Wearily we find ourselves again repeating that, if you cannot trust the media on the small details, how can you trust them on anything. There is no magic filter that allows small-scale error but somehow ensures that other issues are treated with scrupulous accuracy. Accuracy and attention to detail is as much an attitude - a frame of mind.
More importantly, though, the space given to the graphic and the accompanying story (which was not found in the online edition), completely missed the point, the one which we so obviously asked in our own piece - why were there no proper troop-carrying assault helicopters to convey troops in what was a pre-planned attack?
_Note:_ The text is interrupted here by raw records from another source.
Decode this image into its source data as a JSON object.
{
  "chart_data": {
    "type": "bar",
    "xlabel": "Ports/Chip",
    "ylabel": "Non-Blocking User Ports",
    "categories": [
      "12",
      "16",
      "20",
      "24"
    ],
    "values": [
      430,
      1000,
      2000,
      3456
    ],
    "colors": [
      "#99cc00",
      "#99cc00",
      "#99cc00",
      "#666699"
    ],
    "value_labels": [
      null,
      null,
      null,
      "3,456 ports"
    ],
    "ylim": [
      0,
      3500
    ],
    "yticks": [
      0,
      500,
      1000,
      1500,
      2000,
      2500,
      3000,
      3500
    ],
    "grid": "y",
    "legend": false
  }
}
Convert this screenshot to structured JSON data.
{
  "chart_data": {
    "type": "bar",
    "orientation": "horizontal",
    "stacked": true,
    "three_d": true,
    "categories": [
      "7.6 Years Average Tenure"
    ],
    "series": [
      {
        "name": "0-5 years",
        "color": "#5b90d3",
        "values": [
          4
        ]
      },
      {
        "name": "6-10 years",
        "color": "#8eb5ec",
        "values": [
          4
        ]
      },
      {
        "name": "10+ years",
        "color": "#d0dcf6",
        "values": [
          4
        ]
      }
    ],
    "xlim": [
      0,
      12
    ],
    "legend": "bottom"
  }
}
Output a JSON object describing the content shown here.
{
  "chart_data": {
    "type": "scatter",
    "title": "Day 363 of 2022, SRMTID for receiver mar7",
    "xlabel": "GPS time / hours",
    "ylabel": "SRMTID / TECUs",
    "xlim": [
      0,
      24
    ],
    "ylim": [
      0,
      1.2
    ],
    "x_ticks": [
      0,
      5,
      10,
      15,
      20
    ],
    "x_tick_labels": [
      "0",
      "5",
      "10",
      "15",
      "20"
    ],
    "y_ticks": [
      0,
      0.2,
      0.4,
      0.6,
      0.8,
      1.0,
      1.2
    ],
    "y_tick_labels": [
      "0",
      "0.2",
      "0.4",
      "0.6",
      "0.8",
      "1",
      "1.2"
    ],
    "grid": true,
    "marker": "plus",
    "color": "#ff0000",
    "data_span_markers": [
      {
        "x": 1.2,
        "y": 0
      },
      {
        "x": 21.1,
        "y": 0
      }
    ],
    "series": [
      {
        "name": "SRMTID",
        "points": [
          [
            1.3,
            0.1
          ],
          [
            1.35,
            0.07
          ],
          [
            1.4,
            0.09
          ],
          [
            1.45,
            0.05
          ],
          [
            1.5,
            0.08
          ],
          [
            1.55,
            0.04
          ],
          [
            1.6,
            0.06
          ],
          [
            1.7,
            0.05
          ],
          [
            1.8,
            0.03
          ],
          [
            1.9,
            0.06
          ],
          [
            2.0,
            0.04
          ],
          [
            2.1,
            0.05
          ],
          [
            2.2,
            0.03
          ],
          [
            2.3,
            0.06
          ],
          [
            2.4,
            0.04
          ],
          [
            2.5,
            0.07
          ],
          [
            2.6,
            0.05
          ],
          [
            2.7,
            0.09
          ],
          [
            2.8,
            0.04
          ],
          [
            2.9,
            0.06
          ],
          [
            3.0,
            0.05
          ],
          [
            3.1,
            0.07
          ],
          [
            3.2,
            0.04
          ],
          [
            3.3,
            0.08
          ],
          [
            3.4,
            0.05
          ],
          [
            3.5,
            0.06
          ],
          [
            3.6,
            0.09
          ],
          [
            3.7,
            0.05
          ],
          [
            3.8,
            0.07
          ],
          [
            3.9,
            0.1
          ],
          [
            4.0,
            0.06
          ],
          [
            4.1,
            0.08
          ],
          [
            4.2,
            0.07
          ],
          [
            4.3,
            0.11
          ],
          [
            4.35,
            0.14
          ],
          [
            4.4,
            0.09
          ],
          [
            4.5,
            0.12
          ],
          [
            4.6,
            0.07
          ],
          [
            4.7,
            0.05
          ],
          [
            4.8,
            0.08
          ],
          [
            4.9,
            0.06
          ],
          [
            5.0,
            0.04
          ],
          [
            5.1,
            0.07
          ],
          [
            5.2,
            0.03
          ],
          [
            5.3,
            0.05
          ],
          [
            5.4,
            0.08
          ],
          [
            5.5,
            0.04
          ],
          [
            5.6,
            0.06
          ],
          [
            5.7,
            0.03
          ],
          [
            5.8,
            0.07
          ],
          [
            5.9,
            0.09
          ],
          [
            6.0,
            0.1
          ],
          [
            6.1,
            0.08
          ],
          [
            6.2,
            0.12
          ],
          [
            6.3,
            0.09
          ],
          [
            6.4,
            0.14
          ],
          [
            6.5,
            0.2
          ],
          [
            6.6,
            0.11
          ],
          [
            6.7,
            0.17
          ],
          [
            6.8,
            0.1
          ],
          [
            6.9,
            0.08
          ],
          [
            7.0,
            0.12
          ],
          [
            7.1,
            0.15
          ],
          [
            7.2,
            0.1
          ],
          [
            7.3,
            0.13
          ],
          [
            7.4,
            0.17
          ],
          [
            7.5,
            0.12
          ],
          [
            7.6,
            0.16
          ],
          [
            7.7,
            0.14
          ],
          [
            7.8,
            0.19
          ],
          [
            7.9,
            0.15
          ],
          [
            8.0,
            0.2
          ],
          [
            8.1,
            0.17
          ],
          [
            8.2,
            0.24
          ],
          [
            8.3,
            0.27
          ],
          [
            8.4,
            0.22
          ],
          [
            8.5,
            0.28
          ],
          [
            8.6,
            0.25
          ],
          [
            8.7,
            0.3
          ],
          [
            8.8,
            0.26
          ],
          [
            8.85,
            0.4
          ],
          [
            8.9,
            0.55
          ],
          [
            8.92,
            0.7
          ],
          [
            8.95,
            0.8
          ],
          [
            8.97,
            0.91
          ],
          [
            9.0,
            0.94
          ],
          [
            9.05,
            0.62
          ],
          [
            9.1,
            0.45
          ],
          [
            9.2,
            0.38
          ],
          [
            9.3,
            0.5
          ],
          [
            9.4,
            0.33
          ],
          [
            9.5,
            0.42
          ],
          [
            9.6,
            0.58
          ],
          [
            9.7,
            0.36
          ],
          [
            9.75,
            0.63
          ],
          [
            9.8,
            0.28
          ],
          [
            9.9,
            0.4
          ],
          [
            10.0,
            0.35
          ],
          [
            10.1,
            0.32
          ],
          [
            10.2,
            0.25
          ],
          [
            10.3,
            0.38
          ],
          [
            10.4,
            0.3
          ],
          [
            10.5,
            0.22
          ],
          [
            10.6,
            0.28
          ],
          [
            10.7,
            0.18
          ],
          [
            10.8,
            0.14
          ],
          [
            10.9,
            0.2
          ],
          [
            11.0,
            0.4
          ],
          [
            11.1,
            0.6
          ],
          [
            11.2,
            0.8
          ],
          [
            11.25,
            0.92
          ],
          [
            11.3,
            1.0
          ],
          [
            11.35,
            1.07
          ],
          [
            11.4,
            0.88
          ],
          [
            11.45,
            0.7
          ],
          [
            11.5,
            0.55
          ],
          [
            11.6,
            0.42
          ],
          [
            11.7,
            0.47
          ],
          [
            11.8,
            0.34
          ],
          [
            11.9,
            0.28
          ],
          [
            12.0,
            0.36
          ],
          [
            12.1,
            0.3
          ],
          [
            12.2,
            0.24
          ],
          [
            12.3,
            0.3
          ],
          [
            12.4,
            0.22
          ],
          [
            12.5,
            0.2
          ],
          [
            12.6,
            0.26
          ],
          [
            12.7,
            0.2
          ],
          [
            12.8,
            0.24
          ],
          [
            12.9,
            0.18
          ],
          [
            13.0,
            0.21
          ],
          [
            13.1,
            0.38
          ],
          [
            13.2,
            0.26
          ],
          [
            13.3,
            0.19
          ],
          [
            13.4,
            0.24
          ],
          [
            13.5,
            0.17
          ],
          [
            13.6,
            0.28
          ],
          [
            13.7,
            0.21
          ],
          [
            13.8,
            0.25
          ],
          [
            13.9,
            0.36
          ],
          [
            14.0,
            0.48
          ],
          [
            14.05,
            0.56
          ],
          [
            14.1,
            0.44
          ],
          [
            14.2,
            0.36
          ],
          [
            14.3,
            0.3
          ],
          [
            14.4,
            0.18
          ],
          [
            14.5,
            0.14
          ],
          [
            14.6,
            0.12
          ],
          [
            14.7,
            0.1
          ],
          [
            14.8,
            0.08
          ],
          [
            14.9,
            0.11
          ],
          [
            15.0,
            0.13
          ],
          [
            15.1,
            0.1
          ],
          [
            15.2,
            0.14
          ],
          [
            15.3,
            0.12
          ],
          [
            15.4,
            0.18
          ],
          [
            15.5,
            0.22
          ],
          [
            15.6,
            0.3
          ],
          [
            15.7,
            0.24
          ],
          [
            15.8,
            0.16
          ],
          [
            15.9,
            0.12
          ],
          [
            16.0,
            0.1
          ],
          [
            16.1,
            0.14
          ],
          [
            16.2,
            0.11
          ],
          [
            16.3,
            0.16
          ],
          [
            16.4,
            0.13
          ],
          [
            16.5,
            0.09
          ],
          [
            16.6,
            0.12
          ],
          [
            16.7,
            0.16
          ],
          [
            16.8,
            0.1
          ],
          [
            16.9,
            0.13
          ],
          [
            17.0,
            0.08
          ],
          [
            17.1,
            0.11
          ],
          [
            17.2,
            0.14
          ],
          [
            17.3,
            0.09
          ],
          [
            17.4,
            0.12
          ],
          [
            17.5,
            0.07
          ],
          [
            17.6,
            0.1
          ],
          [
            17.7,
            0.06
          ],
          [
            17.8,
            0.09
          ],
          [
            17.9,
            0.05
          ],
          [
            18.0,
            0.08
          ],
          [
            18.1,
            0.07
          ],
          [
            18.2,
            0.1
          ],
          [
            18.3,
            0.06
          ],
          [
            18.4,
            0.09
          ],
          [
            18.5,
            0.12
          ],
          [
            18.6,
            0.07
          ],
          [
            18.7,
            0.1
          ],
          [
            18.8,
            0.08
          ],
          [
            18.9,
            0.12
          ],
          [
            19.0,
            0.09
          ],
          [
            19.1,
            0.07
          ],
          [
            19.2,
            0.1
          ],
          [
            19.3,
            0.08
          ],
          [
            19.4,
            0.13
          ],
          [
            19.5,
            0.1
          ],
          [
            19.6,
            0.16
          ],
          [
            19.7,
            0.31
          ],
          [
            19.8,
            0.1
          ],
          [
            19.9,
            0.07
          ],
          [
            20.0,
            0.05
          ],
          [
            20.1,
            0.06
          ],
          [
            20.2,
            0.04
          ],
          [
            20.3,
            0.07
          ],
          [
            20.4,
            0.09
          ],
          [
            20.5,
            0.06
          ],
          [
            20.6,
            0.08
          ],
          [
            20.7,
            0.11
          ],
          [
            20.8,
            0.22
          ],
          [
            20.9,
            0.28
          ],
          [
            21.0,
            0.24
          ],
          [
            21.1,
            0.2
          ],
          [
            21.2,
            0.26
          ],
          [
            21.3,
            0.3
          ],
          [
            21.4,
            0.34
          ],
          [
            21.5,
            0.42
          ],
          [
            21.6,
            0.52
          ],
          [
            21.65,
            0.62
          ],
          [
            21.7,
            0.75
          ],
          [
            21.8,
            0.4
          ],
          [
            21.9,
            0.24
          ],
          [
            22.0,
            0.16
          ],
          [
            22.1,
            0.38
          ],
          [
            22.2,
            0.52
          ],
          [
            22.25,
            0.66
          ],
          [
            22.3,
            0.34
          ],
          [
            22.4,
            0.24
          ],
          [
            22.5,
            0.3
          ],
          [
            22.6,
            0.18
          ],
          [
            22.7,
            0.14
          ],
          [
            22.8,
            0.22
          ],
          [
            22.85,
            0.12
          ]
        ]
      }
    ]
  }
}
To give it its due, for once, that issue has been picked up with a vengeance by the unofficial Army forum, which has been hosting a serious debate about the use of lightweight "cheap and cheerful" organic helicopter support, based on the MD500 series (pictured above).

That British forces are being deprived of this fundamental tool is nothing short of a scandal yet the media cannot bring itself to discuss the issue in anything that even approaches an adult manner. Either it is gossiping about the "repellent, crass and trivial" or it is falling, uncritically, for the MoD "Boy's Own" spin and ignoring the substantive issues.
As for the Conservative Party... where art thou Gerald?